Raspberry Cheese Blintzes



Crepes:


1 1/2 c. flour

2 c. milk

2 T. butter, melted

3 T. granulated sugar

2 eggs

1/2 t. vanilla

1/2 t. baking powder

1/2 t. salt


butter (for pan)


Filling:

1 c. cottage cheese

1 c. soft farmer cheese or softened cream cheese

1/4 c. powdered sugar

1/4 t. vanilla


Topping:

Whipped Cream

Raspberry Jam

Raspberries

Powdered Sugar


Blend all the crepe ingredients (except the butter for the pan) in a large bowl or mixer. Blend just until smooth. The batter will be very thin.
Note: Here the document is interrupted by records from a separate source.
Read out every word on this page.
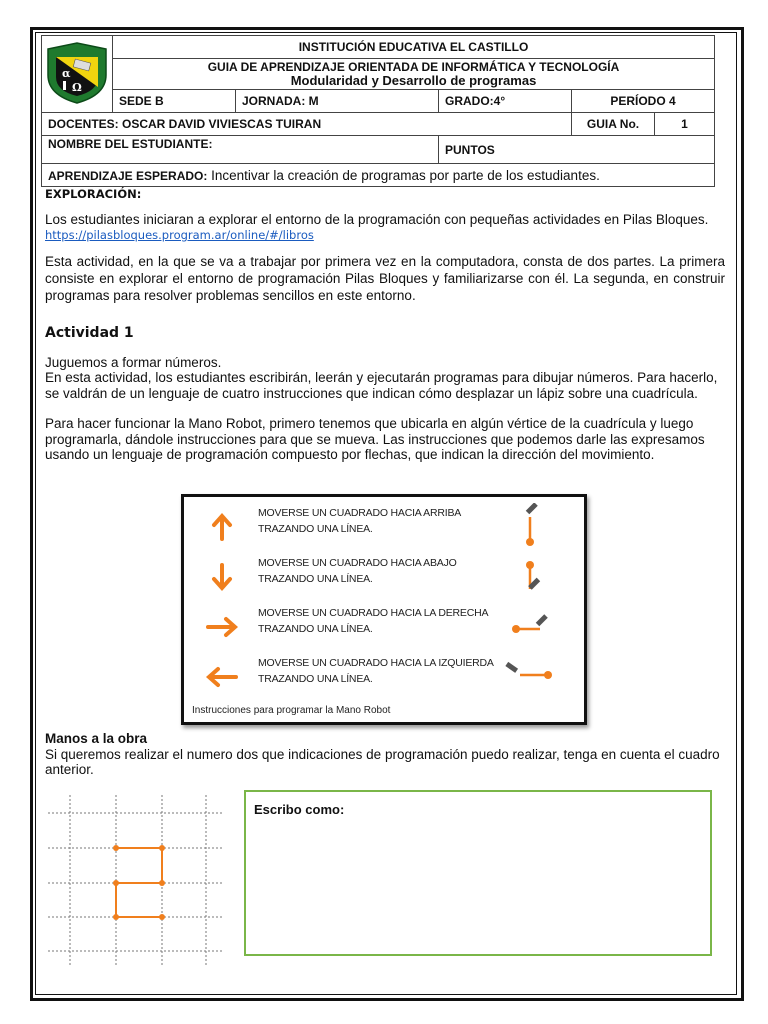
α
Ω
	INSTITUCIÓN EDUCATIVA EL CASTILLO

GUIA DE APRENDIZAJE ORIENTADA DE INFORMÁTICA Y TECNOLOGÍA
Modularidad y Desarrollo de programas

SEDE B	JORNADA: M	GRADO:4°	PERÍODO 4
DOCENTES: OSCAR DAVID VIVIESCAS TUIRAN		GUIA No.	1

NOMBRE DEL ESTUDIANTE:	PUNTOS
APRENDIZAJE ESPERADO: Incentivar la creación de programas por parte de los estudiantes.
EXPLORACIÓN:
Los estudiantes iniciaran a explorar el entorno de la programación con pequeñas actividades en Pilas Bloques.
https://pilasbloques.program.ar/online/#/libros
Esta actividad, en la que se va a trabajar por primera vez en la computadora, consta de dos partes. La primera consiste en explorar el entorno de programación Pilas Bloques y familiarizarse con él. La segunda, en construir programas para resolver problemas sencillos en este entorno.
Actividad 1
Juguemos a formar números.
En esta actividad, los estudiantes escribirán, leerán y ejecutarán programas para dibujar números. Para hacerlo, se valdrán de un lenguaje de cuatro instrucciones que indican cómo desplazar un lápiz sobre una cuadrícula.
Para hacer funcionar la Mano Robot, primero tenemos que ubicarla en algún vértice de la cuadrícula y luego programarla, dándole instrucciones para que se mueva. Las instrucciones que podemos darle las expresamos usando un lenguaje de programación compuesto por flechas, que indican la dirección del movimiento.
MOVERSE UN CUADRADO HACIA ARRIBA
TRAZANDO UNA LÍNEA.
MOVERSE UN CUADRADO HACIA ABAJO
TRAZANDO UNA LÍNEA.
MOVERSE UN CUADRADO HACIA LA DERECHA
TRAZANDO UNA LÍNEA.
MOVERSE UN CUADRADO HACIA LA IZQUIERDA
TRAZANDO UNA LÍNEA.
Instrucciones para programar la Mano Robot
Manos a la obra
Si queremos realizar el numero dos que indicaciones de programación puedo realizar, tenga en cuenta el cuadro anterior.
Escribo como:
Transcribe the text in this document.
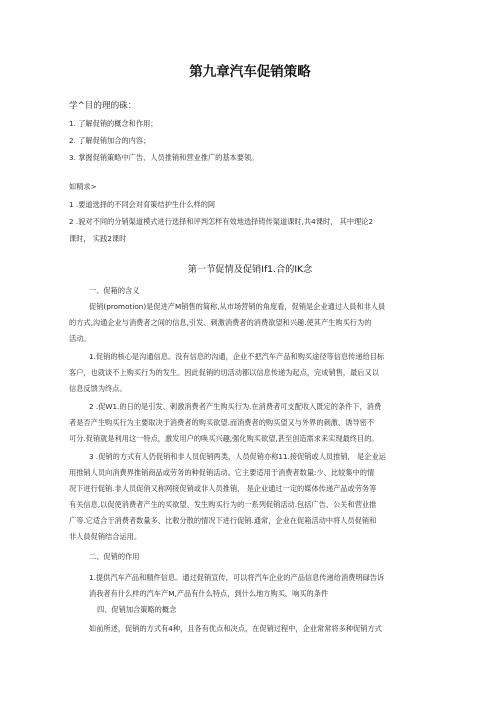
第九章汽车促销策略
学^目的理的硃：
1. 了解促销的概念和作用；
2. 了解促销加合的内容；
3. 掌握促销策略中广告、人员推销和营业推广的基本要领。
如精求>
1 .要道选择的不同会对育策结护生什么样的阿
2 .貌对不同的分销渠道模式进行选择和评判怎样有效地选择铸传渠道课时,共4课时， 其中理论2
课时， 实践2课时
第一节促情及促销If1.合的IK念
一、促箱的含义
促销(promotion)是促进产M销售的简称,从市场营销的角度看，促销是企业通过人員和非人員
的方式,沟通企业与消费者之间的信息,引发、刺激消费者的消费欲望和兴趣.使其产生购买行为的
活动。
1.促销的核心是沟通信息。没有信息的沟通，企业不把汽车产品和购买途径等信息传递给目标
客户，也就谈不上购买行为的发生。因此促销的切活动都以信息传递为起点，完成销售，最后又以
信息反馈为终点。
2 .促W1.的日的是引发、刺激消费者产生购买行为.在消费者可支配收入既定的条件下，消费
者是否产生购买行为主要取决于消费者的购买欲望.而消费者的购买望又与外界的刺激、诱导密不
可分.促销就是利用这一特点，激发用户的唤买兴趣,强化购买欲望,甚至创造需求来实现最终目的。
3 .促销的方式有人仍促销和非人员促销两类，人员促销亦称11.接促销或人员推销， 是企业运
用推销人员向消费界推销商品或劳务的种促销活动。它主要适用于消费者数量:少、比较集中的情
况下进行促销.非人员促俏又称网接促销或非人员推销， 是企业通过一定的媒体传递产品或劳务等
有关信息,以促使消费者产生的买欲望、发生购买行为的一系列促销活动.包括广告、公关和营业推
广等.它适合于消费者数量多、比敕分散的情况下进行促销.通常，企业在促箱活动中将人员促销和
非人員促销结合运用。
二、促销的作用
1.提供汽车产品和精件信息。通过促销宣传，可以将汽车企业的产品信息传递给消费明碌告诉
消我者有什么样的汽车产M,产品有什么特点，到什么地方购买，响买的条件
四、促销加合策略的概念
如前所述，促销的方式有4种，且各有优点和决点，在促销过程中，企业常常将多种促销方式
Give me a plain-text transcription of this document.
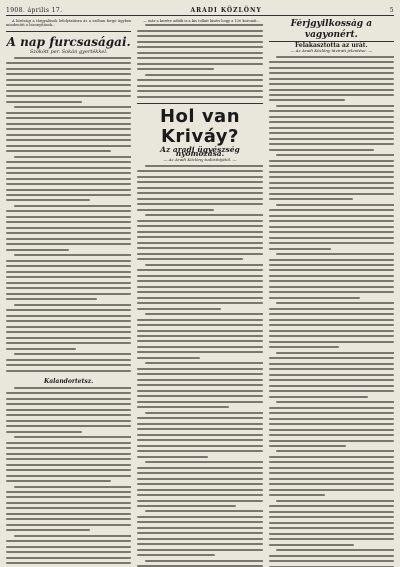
1908. április 17.	ARADI KÖZLÖNY	5

A bírósági a tárgyalások lefolytatásra ás a szóban forgó ügyben mindenütt a bizonyítások...

A nap furcsaságai.
Szökött per. Sokán gyertékkel.
Kalandortetsz.

— már a kezére adták is a kis tollait kiséri hogy a 120 koronát...

Hol van Kriváy?
Az aradi ügyészség nyomozása.
— Az Aradi Közlöny tudósítójától. —
Férjgyilkosság a vagyonért.
Felakasztotta az urát.
— Az Aradi Közlöny távirati jelentése. —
Combine the filling ingredients in a med. bowl and mix by hand.

Preheat a frying pan over med. heat. When the pan is hot, add about 1/2 t. butter.
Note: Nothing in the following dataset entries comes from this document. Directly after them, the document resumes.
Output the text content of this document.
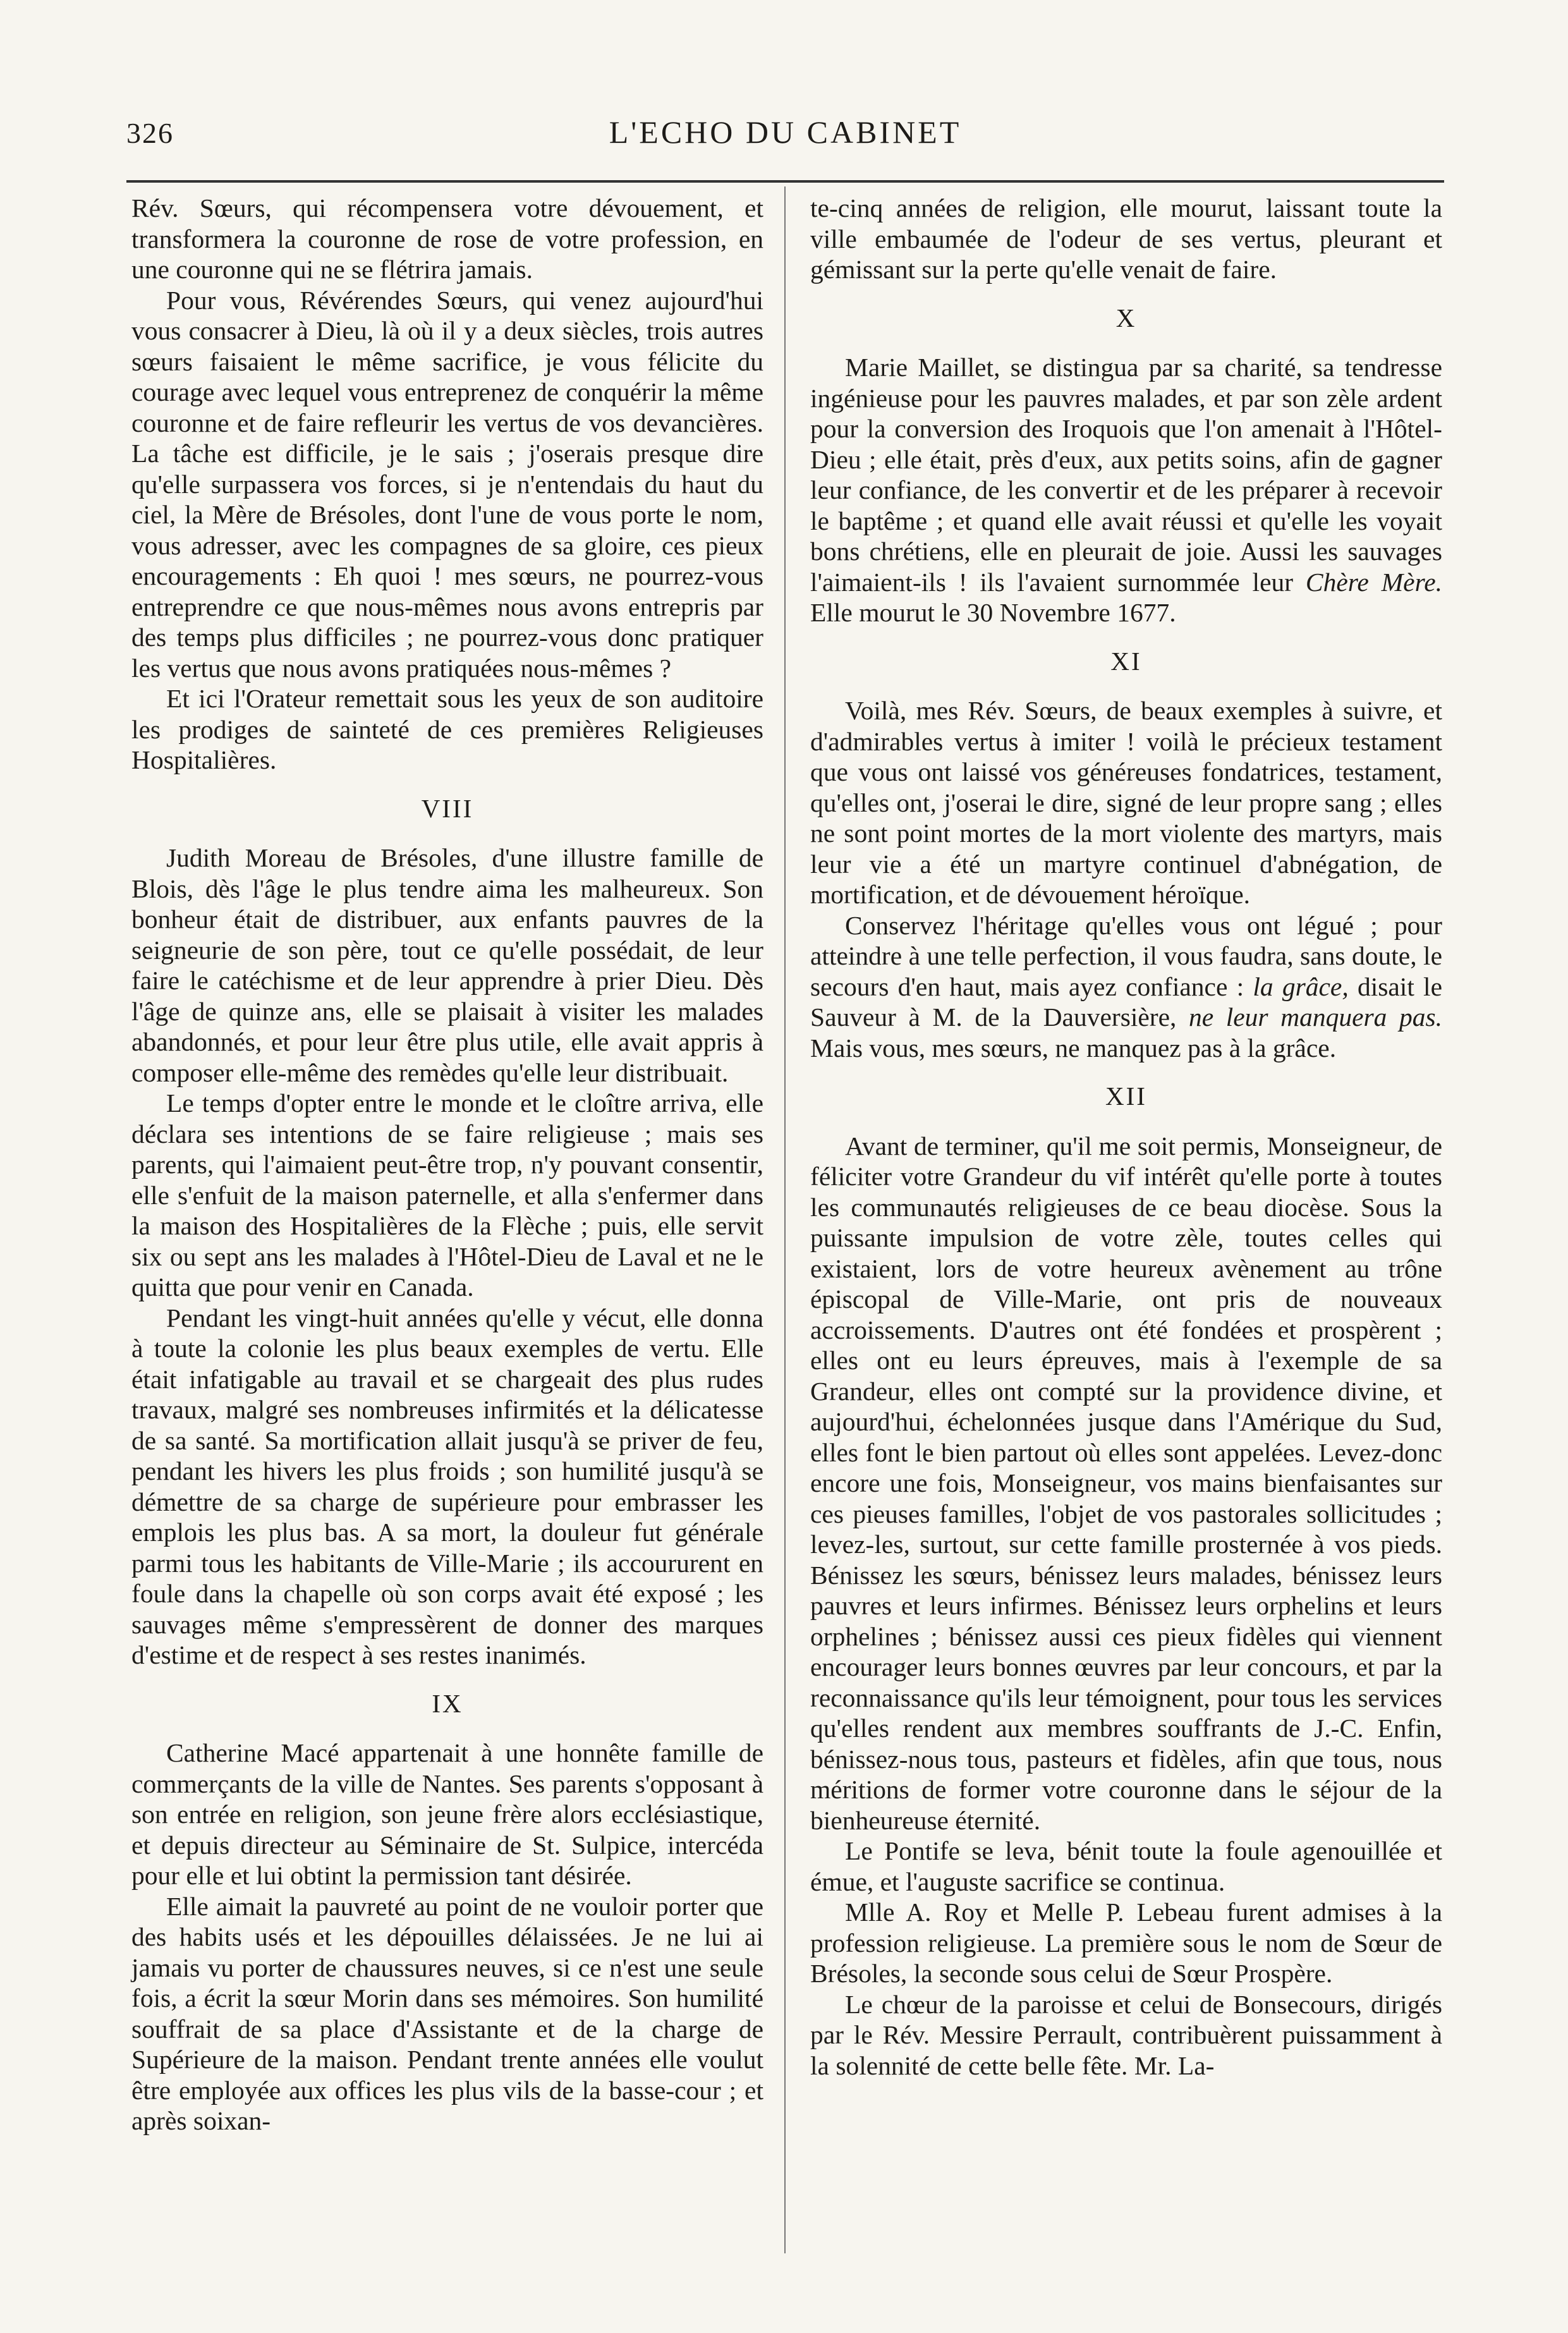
326	L'ECHO DU CABINET

Rév. Sœurs, qui récompensera votre dévouement, et transformera la couronne de rose de votre profession, en une couronne qui ne se flétrira jamais.

Pour vous, Révérendes Sœurs, qui venez aujourd'hui vous consacrer à Dieu, là où il y a deux siècles, trois autres sœurs faisaient le même sacrifice, je vous félicite du courage avec lequel vous entreprenez de conquérir la même couronne et de faire refleurir les vertus de vos devancières. La tâche est difficile, je le sais ; j'oserais presque dire qu'elle surpassera vos forces, si je n'entendais du haut du ciel, la Mère de Brésoles, dont l'une de vous porte le nom, vous adresser, avec les compagnes de sa gloire, ces pieux encouragements : Eh quoi ! mes sœurs, ne pourrez-vous entreprendre ce que nous-mêmes nous avons entrepris par des temps plus difficiles ; ne pourrez-vous donc pratiquer les vertus que nous avons pratiquées nous-mêmes ?

Et ici l'Orateur remettait sous les yeux de son auditoire les prodiges de sainteté de ces premières Religieuses Hospitalières.

VIII

Judith Moreau de Brésoles, d'une illustre famille de Blois, dès l'âge le plus tendre aima les malheureux. Son bonheur était de distribuer, aux enfants pauvres de la seigneurie de son père, tout ce qu'elle possédait, de leur faire le catéchisme et de leur apprendre à prier Dieu. Dès l'âge de quinze ans, elle se plaisait à visiter les malades abandonnés, et pour leur être plus utile, elle avait appris à composer elle-même des remèdes qu'elle leur distribuait.

Le temps d'opter entre le monde et le cloître arriva, elle déclara ses intentions de se faire religieuse ; mais ses parents, qui l'aimaient peut-être trop, n'y pouvant consentir, elle s'enfuit de la maison paternelle, et alla s'enfermer dans la maison des Hospitalières de la Flèche ; puis, elle servit six ou sept ans les malades à l'Hôtel-Dieu de Laval et ne le quitta que pour venir en Canada.

Pendant les vingt-huit années qu'elle y vécut, elle donna à toute la colonie les plus beaux exemples de vertu. Elle était infatigable au travail et se chargeait des plus rudes travaux, malgré ses nombreuses infirmités et la délicatesse de sa santé. Sa mortification allait jusqu'à se priver de feu, pendant les hivers les plus froids ; son humilité jusqu'à se démettre de sa charge de supérieure pour embrasser les emplois les plus bas. A sa mort, la douleur fut générale parmi tous les habitants de Ville-Marie ; ils accoururent en foule dans la chapelle où son corps avait été exposé ; les sauvages même s'empressèrent de donner des marques d'estime et de respect à ses restes inanimés.

IX

Catherine Macé appartenait à une honnête famille de commerçants de la ville de Nantes. Ses parents s'opposant à son entrée en religion, son jeune frère alors ecclésiastique, et depuis directeur au Séminaire de St. Sulpice, intercéda pour elle et lui obtint la permission tant désirée.

Elle aimait la pauvreté au point de ne vouloir porter que des habits usés et les dépouilles délaissées. Je ne lui ai jamais vu porter de chaussures neuves, si ce n'est une seule fois, a écrit la sœur Morin dans ses mémoires. Son humilité souffrait de sa place d'Assistante et de la charge de Supérieure de la maison. Pendant trente années elle voulut être employée aux offices les plus vils de la basse-cour ; et après soixan-

te-cinq années de religion, elle mourut, laissant toute la ville embaumée de l'odeur de ses vertus, pleurant et gémissant sur la perte qu'elle venait de faire.

X

Marie Maillet, se distingua par sa charité, sa tendresse ingénieuse pour les pauvres malades, et par son zèle ardent pour la conversion des Iroquois que l'on amenait à l'Hôtel-Dieu ; elle était, près d'eux, aux petits soins, afin de gagner leur confiance, de les convertir et de les préparer à recevoir le baptême ; et quand elle avait réussi et qu'elle les voyait bons chrétiens, elle en pleurait de joie. Aussi les sauvages l'aimaient-ils ! ils l'avaient surnommée leur Chère Mère. Elle mourut le 30 Novembre 1677.

XI

Voilà, mes Rév. Sœurs, de beaux exemples à suivre, et d'admirables vertus à imiter ! voilà le précieux testament que vous ont laissé vos généreuses fondatrices, testament, qu'elles ont, j'oserai le dire, signé de leur propre sang ; elles ne sont point mortes de la mort violente des martyrs, mais leur vie a été un martyre continuel d'abnégation, de mortification, et de dévouement héroïque.

Conservez l'héritage qu'elles vous ont légué ; pour atteindre à une telle perfection, il vous faudra, sans doute, le secours d'en haut, mais ayez confiance : la grâce, disait le Sauveur à M. de la Dauversière, ne leur manquera pas. Mais vous, mes sœurs, ne manquez pas à la grâce.

XII

Avant de terminer, qu'il me soit permis, Monseigneur, de féliciter votre Grandeur du vif intérêt qu'elle porte à toutes les communautés religieuses de ce beau diocèse. Sous la puissante impulsion de votre zèle, toutes celles qui existaient, lors de votre heureux avènement au trône épiscopal de Ville-Marie, ont pris de nouveaux accroissements. D'autres ont été fondées et prospèrent ; elles ont eu leurs épreuves, mais à l'exemple de sa Grandeur, elles ont compté sur la providence divine, et aujourd'hui, échelonnées jusque dans l'Amérique du Sud, elles font le bien partout où elles sont appelées. Levez-donc encore une fois, Monseigneur, vos mains bienfaisantes sur ces pieuses familles, l'objet de vos pastorales sollicitudes ; levez-les, surtout, sur cette famille prosternée à vos pieds. Bénissez les sœurs, bénissez leurs malades, bénissez leurs pauvres et leurs infirmes. Bénissez leurs orphelins et leurs orphelines ; bénissez aussi ces pieux fidèles qui viennent encourager leurs bonnes œuvres par leur concours, et par la reconnaissance qu'ils leur témoignent, pour tous les services qu'elles rendent aux membres souffrants de J.-C. Enfin, bénissez-nous tous, pasteurs et fidèles, afin que tous, nous méritions de former votre couronne dans le séjour de la bienheureuse éternité.

Le Pontife se leva, bénit toute la foule agenouillée et émue, et l'auguste sacrifice se continua.

Mlle A. Roy et Melle P. Lebeau furent admises à la profession religieuse. La première sous le nom de Sœur de Brésoles, la seconde sous celui de Sœur Prospère.

Le chœur de la paroisse et celui de Bonsecours, dirigés par le Rév. Messire Perrault, contribuèrent puissamment à la solennité de cette belle fête. Mr. La-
When the butter has melted, pour 1/3 c. batter into the pan. Swirl the batter so that it covers the entire bottom of the pan. Cook until golden brown on one side. Flip the crepe and lightly brown on the other side. Repeat with the rest of the batter and stack the finished crepes on top of each other to keep them warm.

Heat the cheese filling in the microwave for 1 to 2 minutes or until it's hot.

Spread 2-3 T. of cheese filling on each crepe. Then spread desired amount of raspberry jam on top. Roll up like a burrito (So all the good stuff won't fall out). Sprinkle powdered sugar on top. Add whip cream, fresh raspberries and drizzle raspberry jam on top. Enjoy!


Addi wanted to cook breakfast this morning. We found this recipe in one our cookbooks, and added our own little twist. My kids expected them to be sweet, like a dessert, but it's not. It was still good though.